Yes. With the trustee's written authorization, which should explain how the error occurred, the computer software provider can write a software program to correct the account number for the trustee.
c. Is there another way that the trustee can correct the problem?
Yes. The trustee can void and reverse all of the transactions entered to the incorrect account and re-enter the transactions using the correct account number. In order to provide an audit trail, the original incorrect account may not be deleted since there are transactions linked to it.
28) Assume that a trustee transposes part of the case number upon entering a new case in the chapter 7 computer system. The error is detected the same day, before any additional information has been entered concerning the case. May the software give the trustee or assistant the ability to change the case number entered in error?
Yes. As long as no activity (e.g., assets, claims, deposits, checks) has been entered for the case, the trustee or assistant may change the incorrect case number.
29) Same facts as above, but the trustee does not discover the case number error for six months. All of the assets, bank accounts, transactions, and claims are linked to the wrong case number.
a. May the software allow the trustee or assistant to change the incorrect case number?
b. May the computer software provider assist the trustee with correcting the case number?
Yes. With the trustee's written authorization, which should explain how the error occurred, the computer software provider can write a software program to correct the case number for the trustee.
30) A trustee discovers that estate funds were deposited to the wrong bank account. How should the trustee correct the error?

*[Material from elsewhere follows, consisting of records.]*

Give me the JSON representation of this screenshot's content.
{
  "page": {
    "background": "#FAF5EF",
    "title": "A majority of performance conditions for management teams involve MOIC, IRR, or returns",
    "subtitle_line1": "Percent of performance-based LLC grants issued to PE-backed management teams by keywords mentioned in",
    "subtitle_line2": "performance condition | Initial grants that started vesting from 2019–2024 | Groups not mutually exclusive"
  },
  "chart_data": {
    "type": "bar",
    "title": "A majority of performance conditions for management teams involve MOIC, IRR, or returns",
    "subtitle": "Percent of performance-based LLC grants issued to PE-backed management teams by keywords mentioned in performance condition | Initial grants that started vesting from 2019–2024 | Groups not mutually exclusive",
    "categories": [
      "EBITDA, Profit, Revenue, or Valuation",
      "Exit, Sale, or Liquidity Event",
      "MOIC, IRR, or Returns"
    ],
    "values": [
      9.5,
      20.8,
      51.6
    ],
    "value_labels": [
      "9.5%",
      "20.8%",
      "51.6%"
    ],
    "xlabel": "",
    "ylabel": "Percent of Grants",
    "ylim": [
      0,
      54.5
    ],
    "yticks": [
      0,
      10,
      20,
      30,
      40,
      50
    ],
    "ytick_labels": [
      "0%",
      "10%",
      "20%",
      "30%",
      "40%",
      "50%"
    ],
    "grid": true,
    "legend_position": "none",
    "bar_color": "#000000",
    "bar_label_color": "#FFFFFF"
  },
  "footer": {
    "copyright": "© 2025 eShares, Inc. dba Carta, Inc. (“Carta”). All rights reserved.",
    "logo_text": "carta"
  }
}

If the deposits were made to the wrong estate, the trustee must write an estate check equal to the amount deposited in error and deposit the check to the correct estate. The trustee cannot ask the bank to transfer the funds to the correct estate account.

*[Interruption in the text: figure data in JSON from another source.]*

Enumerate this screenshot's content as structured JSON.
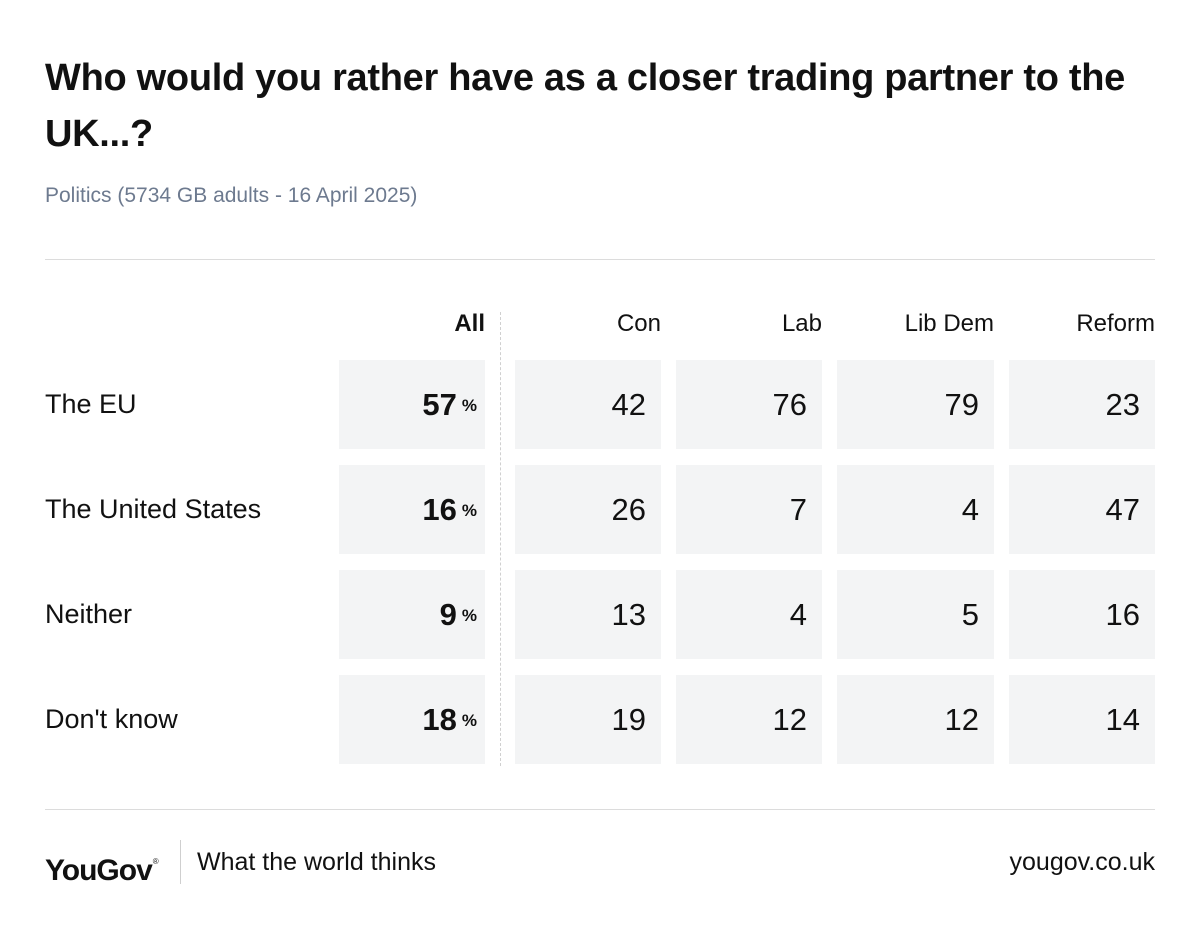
{
  "title": "Who would you rather have as a closer trading partner to the UK...?",
  "subtitle": "Politics (5734 GB adults - 16 April 2025)",
  "footer": {
    "logo": "YouGov",
    "tagline": "What the world thinks",
    "url": "yougov.co.uk"
  },
  "chart_data": {
    "type": "table",
    "title": "Who would you rather have as a closer trading partner to the UK...?",
    "subtitle": "Politics (5734 GB adults - 16 April 2025)",
    "columns": [
      "All",
      "Con",
      "Lab",
      "Lib Dem",
      "Reform"
    ],
    "rows": [
      "The EU",
      "The United States",
      "Neither",
      "Don't know"
    ],
    "all_unit": "%",
    "values": [
      [
        57,
        42,
        76,
        79,
        23
      ],
      [
        16,
        26,
        7,
        4,
        47
      ],
      [
        9,
        13,
        4,
        5,
        16
      ],
      [
        18,
        19,
        12,
        12,
        14
      ]
    ]
  }
}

If the deposits were made to the wrong account, but the correct estate, the trustee may authorize the bank, in writing, to transfer the funds to the correct account.

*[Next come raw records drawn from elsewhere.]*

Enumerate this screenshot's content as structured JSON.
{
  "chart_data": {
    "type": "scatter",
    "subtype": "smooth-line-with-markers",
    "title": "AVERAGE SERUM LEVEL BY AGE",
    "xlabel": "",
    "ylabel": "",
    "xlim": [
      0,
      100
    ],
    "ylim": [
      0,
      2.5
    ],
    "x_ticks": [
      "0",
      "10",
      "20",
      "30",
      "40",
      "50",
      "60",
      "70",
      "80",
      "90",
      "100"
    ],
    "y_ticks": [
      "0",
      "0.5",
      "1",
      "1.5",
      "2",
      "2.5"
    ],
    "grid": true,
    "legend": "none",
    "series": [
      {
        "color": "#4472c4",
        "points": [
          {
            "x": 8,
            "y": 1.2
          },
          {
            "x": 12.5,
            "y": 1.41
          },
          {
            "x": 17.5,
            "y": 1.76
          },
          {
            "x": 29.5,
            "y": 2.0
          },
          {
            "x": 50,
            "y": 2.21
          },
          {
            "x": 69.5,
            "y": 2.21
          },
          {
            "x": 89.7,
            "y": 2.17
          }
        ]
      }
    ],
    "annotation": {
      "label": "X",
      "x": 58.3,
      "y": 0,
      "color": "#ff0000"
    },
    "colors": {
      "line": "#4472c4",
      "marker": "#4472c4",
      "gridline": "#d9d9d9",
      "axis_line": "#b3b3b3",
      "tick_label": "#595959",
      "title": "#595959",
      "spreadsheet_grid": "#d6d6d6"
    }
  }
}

31) May the trustee's administrator be responsible for opening bank accounts on-line or through the computer system?
The trustee must exercise extreme caution here. The trustee is responsible to ensure that only valid estate accounts are opened. Ideally, only the trustee would open estate bank accounts. At most, only one person other than the trustee should have the password necessary to open an account via the chapter 7 computer system. The bank should periodically confirm that the trustee has approved new accounts.
32) Under Handling Currency on page 9-12, the trustee is advised that when currency payments cannot be avoided and it is not possible to immediately deposit the funds, the currency should be converted to a cashier's check or money order and kept in a secure location until deposited. How should the trustee pay for the service charges incurred to secure the cashier's check or money order?
The trustee should first try to obtain the cashier's check or money order free of charge. If this is not possible, the service charge may be deducted from the funds received, with the cashier's check or money order issued for the net amount. The service charge would be considered a cost of administering the estate. The trustee should record the gross amount received and the amount of the service charge in the transaction description on Form 2 and the receipts log.
33) Is it really necessary to obtain United States Trustee approval for wire transfers or cashier's checks? (Handbook page 9-14.)
Yes. These transactions are extremely difficult to trace and, accordingly, require close monitoring.
34) Under what circumstances would a United States Trustee approve the use of wire transfers or cashier's checks?
The United States Trustee may approve the use of a wire transfer or cashier's check in extraordinary circumstances, such as when immediate payment by a trustee is necessary to prevent loss to the estate or injury to a person or property and the service provider will not accept a check, or when a wire transfer or cashier's check is required by applicable law or regulations (e.g., certain types of tax deposits must be made by wire transfer).